Voglio dire che non bisogna avere paura delle parole: che anzi esse servono, tanto alla memoria quanto alla formazione civica e umana. Mi sentirei anche io di citare proprio Foscolo, come hai fatto tu, perché è vero: Pamela non ha più bisogno delle nostre targhe. Ma tutti noi che restiamo e che passeremo di là sì. Abbiamo bisogno di ricordarci – dopodomani vicino a un ciliegio bellissimo di cui finiremmo per dimenticare per quale motivo si trova lì – che il più bel ciliegio è la vita. E il rispetto di ogni uomo e di ogni donna che come ciascuno di noi, come me e te, ogni giorno si imbatte in volti che solo in apparenza non gli appartengono; mentre invece fanno parte della stessa grande famiglia.

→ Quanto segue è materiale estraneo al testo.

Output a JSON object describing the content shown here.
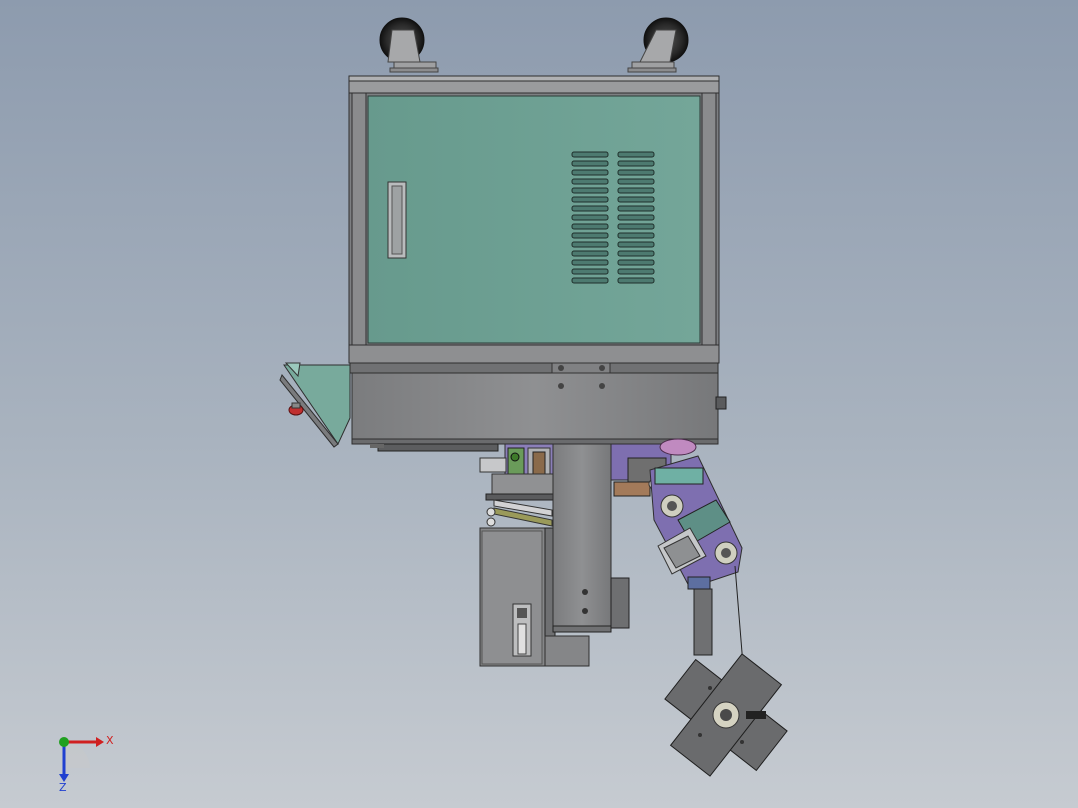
{
  "view": {
    "model": "cad-assembly-front-view",
    "colors": {
      "background_top": "#8d9bae",
      "background_bottom": "#c6cbd1",
      "cabinet_panel": "#6fa194",
      "frame": "#7a7c7f",
      "steel": "#8e8f91",
      "dark_steel": "#5f6062",
      "purple_part": "#7e6fb0",
      "pink_part": "#c08ac0",
      "brown_part": "#8a6a4a",
      "olive_part": "#9a9a5a",
      "teal_part": "#6fb0a4",
      "red_part": "#c03030"
    }
  },
  "triad": {
    "x_label": "X",
    "z_label": "Z",
    "x_color": "#d02020",
    "y_color": "#20a020",
    "z_color": "#2040d0"
  }
}
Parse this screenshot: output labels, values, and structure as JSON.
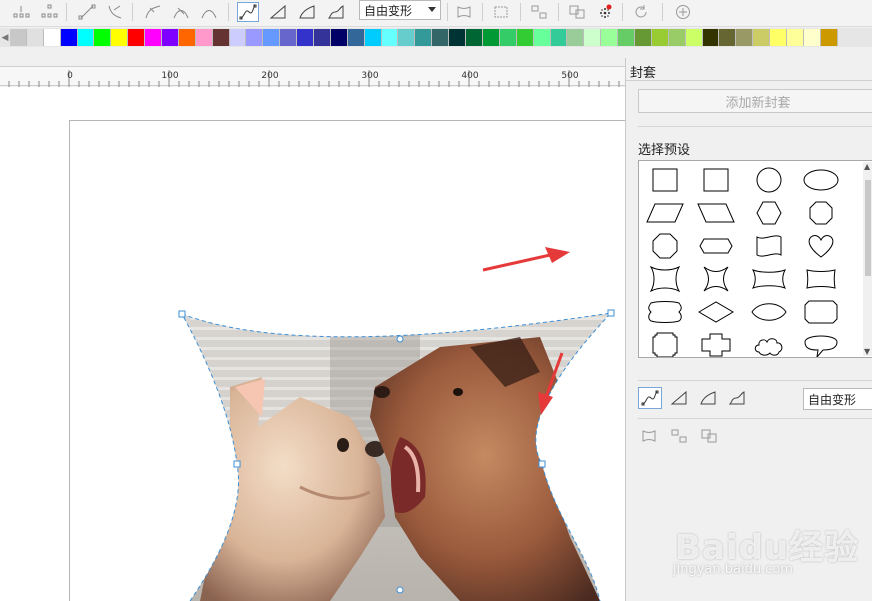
{
  "toolbar": {
    "mode_select_value": "自由变形",
    "icons": [
      "node-group-icon",
      "node-group-2-icon",
      "line-node-icon",
      "curve-node-icon",
      "arc-node-icon",
      "arc-node-2-icon",
      "arc-node-3-icon",
      "freeform-mode-icon",
      "straight-line-mode-icon",
      "single-arc-mode-icon",
      "double-arc-mode-icon",
      "envelope-reset-icon",
      "envelope-copy-icon",
      "create-envelope-icon",
      "convert-icon",
      "clear-envelope-icon",
      "refresh-icon",
      "add-icon"
    ]
  },
  "palette": {
    "colors": [
      "#c8c8c8",
      "#e0e0e0",
      "#ffffff",
      "#0000ff",
      "#00ffff",
      "#00ff00",
      "#ffff00",
      "#ff0000",
      "#ff00ff",
      "#7f00ff",
      "#ff6600",
      "#ff99cc",
      "#663333",
      "#ccccff",
      "#9999ff",
      "#6699ff",
      "#6666cc",
      "#3333cc",
      "#333399",
      "#000066",
      "#336699",
      "#00ccff",
      "#66ffff",
      "#66cccc",
      "#339999",
      "#336666",
      "#003333",
      "#006633",
      "#009933",
      "#33cc66",
      "#33cc33",
      "#66ff99",
      "#33cc99",
      "#99cc99",
      "#ccffcc",
      "#99ff99",
      "#66cc66",
      "#669933",
      "#99cc33",
      "#99cc66",
      "#ccff66",
      "#333300",
      "#666633",
      "#999966",
      "#cccc66",
      "#ffff66",
      "#ffff99",
      "#ffffcc",
      "#cc9900"
    ]
  },
  "ruler": {
    "labels": [
      "0",
      "100",
      "200",
      "300",
      "400",
      "500"
    ]
  },
  "docker": {
    "title": "封套",
    "add_button": "添加新封套",
    "preset_label": "选择预设",
    "mode_select_value": "自由变形",
    "presets": [
      "rectangle",
      "square",
      "circle",
      "ellipse",
      "parallelogram",
      "trapezoid",
      "hexagon",
      "octagon",
      "octagon-2",
      "rounded-tag",
      "flag",
      "heart",
      "concave-square",
      "star-4",
      "banner",
      "wave-rect",
      "scroll",
      "diamond",
      "lens",
      "notched-rect",
      "rounded-rect",
      "cross",
      "cloud",
      "speech-bubble"
    ]
  },
  "watermark": {
    "brand": "Baidu经验",
    "url": "jingyan.baidu.com"
  }
}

Proprio noi che abbiamo avuto in sorte dal destino quello di “lavorare le parole” non dobbiamo temerle. Ti pare?
Un abbraccio.
L’idea che la bellezza consista nel suo stesso svanire è raggiungibile dal ciliegio, ma inaccessibile a noi mortali…

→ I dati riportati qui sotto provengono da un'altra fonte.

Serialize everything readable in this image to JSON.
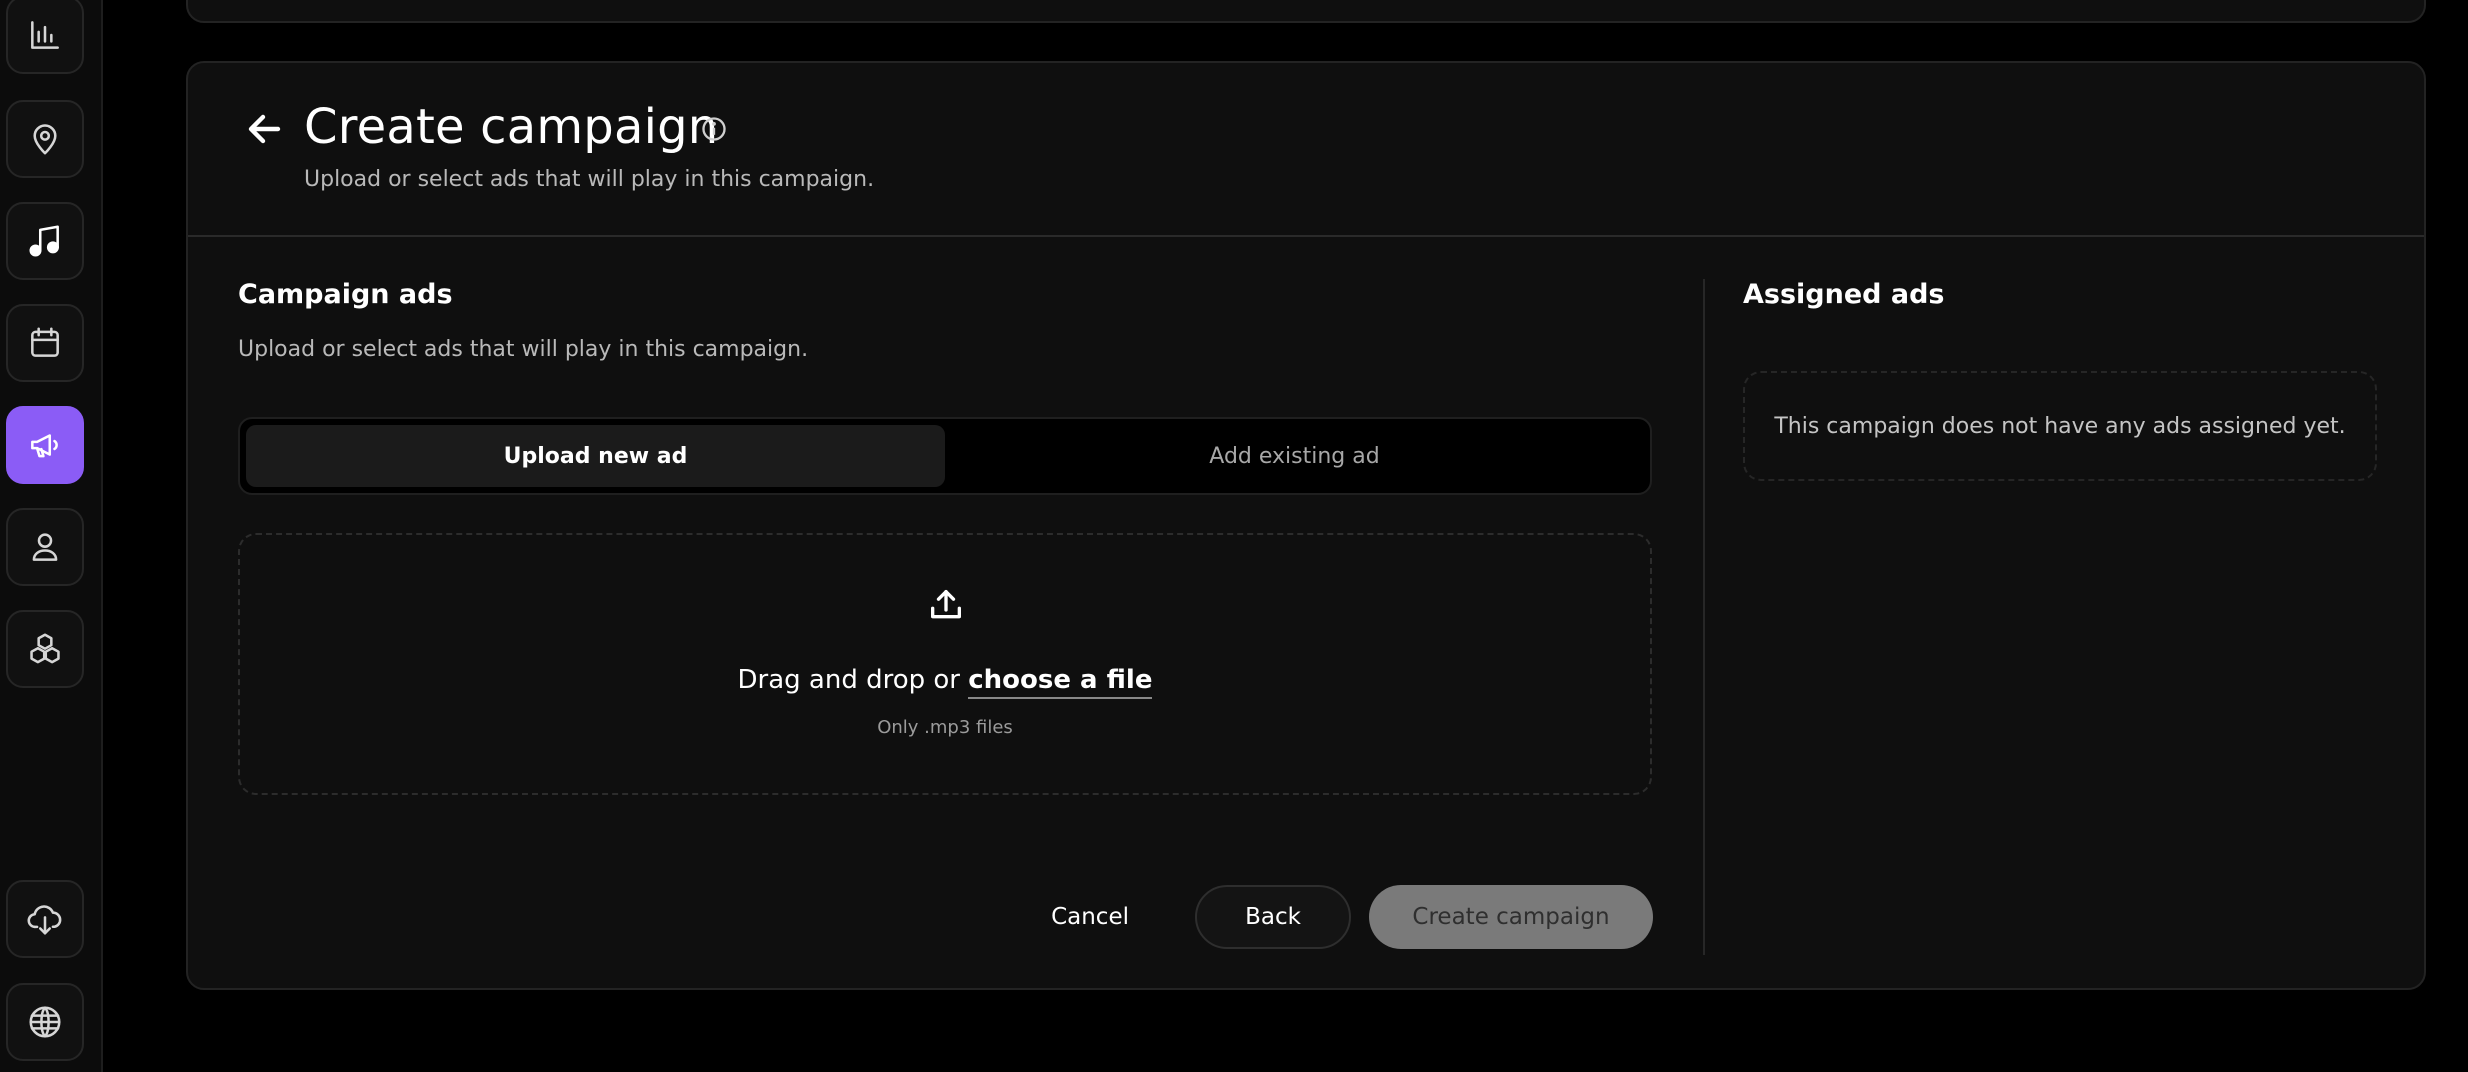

Lavorare le parole è un mestiere per pochi eletti, mi piace leggere da sempre quello che scrivono Lucia e Filippo, per me sono dei rari casi di emozione.. Per quanto riguarda Pamela avrei voluto, lo dico senza polemica, leggere qualche parola vera la sera della fiaccolata appena una settimana dopo l’atroce delitto, invece intorno a me ho trovato il silenzio. Ora la targa o i fiori di plastica di via Spalato, incidono poco a mio modesto parere, nel sentire collettivo di questa vicenda, che ha sconvolto l’Italia intera, infatti non ho partecipato a nessuna delle due manifestazioni: nè quella di Carancini nel 2019 nè in questa di Parcaroli. Sarebbe necessario, lo dico da madre, aiutare i nostri giovani a trovare degli spazi di incontro felici dove poter vivere in pieno le loro giovinezze, come avevamo noi, non nel timore dell’incontro con chi vende la morte. Grazie Lucia e grazie Filippo per quanto sapete donare alla nostra comunità in termini di sensibilità e di crescita, non fermate il vostro istinto e il vostro cuore.
E’ importante che qualcosa ci ricordi ciò che è bene sia ricordato, sia esso un albero o una targa. Del resto nel ghetto ebraico di Roma è una targa di marmo a rammentarci la deportazione degli ebrei avvenuta il 16 ottobre del 1943.